El escritor Arthur Golden no sólo celebra que el director de la película inspirada en su novela, Memorias de una geisha, lo haya hecho redescubrir a sus personajes sino que ve con asombro que éste ha hecho una buena labor de condensación. Es decir, el trasvase de la materia verbal al envase fílmico ha capturado el espíritu de la obra literaria. Esto ha provocado en Golden una sensación de satisfacción, cosa extraña en los escritores que ven traspuesta su obra al cine. Mérito también del guionista que ha tenido la suficiente destreza y ojo para seleccionar los elementos y escenas representativas de la novela para la puesta en escena. “Discutimos los cambios que se hicieron –explica Golden–. Pero entendí desde el primer momento que lo que resulta bien en un libro no necesariamente funciona en la pantalla. Los cambios se hacen para dar más fuerza a la película. No son cambios que afectan el espíritu de la historia”. Actitud sensata que recuerda –pero en otra polaridad de situaciones– la vivida por Graham Greene con El tercer hombre. Como se sabe, Greene tuvo que aceptar las alteraciones que hizo Carol Reed al final de la película. Al principio se resistió, pero luego aceptó que las modificaciones hechas por el director eran las más adecuadas. Escribió Greene:

“Una de las escasas disputas importantes que tuvimos con Carol Reed y yo fue acerca del final, y él tenía toda la razón. Mi opinión era que una película de corte ameno como ésta no podía soportar el peso de un final desgraciado. Reed pensaba que mi final –que era indeterminado, sin que hablara una palabra– podía resultarle al público, que acababa de ver la muerte y entierro de Harry, desagradablemente cínico. Me convenció sólo a medias; temía que poca gente iba a aguantar en sus butacas el largo paseo de la muchacha desde la tumba y que el resto de los espectadores abandonaría el cine pensando que ese final era tan convencional como el mío. Yo no sabía hasta dónde era capaz de llegar la maestría de Reed...[18]”.

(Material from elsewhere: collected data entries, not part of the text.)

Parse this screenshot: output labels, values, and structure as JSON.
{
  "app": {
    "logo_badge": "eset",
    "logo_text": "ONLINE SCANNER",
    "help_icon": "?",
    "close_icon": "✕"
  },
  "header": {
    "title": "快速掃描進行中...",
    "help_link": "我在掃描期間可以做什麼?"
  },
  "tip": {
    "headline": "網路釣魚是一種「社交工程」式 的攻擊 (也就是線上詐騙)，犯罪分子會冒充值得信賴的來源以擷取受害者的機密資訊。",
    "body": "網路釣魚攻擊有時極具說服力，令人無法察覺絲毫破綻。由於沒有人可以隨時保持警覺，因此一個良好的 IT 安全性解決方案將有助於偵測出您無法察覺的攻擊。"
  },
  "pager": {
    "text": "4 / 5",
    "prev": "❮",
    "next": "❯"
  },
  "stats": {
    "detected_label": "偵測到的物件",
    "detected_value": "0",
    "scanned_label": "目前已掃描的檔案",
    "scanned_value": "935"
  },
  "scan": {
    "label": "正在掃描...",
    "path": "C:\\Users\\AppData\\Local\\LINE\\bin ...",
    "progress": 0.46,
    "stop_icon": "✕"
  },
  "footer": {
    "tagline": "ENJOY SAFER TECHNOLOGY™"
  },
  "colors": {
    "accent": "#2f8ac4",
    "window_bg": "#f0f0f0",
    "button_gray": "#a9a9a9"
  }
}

Que visto de otro modo es un reconocimiento del escritor al cineasta. Greene entendió que las metáforas literarias pueden funcionar bien en la mente del lector, pero que éstas mismas traspuestas al film exigen otro tipo de tratamiento para que surtan un efecto similar en la mente del espectador. Pero volviendo a Golden; hay otras cosas más en sus apreciaciones. De sus líneas se puede deducir que Rob Marshall ha hecho uso de su propia estética, de su propio arte para, sin negar a Golden, reinterpretar la obra literaria y elaborar un texto fílmico en el que se pueda reconocer su huella. Una manera muy singular de decir: “la novela es de Arthur, pero la película es mía”. Una forma adecuada de encarar las relaciones entre cine y literatura.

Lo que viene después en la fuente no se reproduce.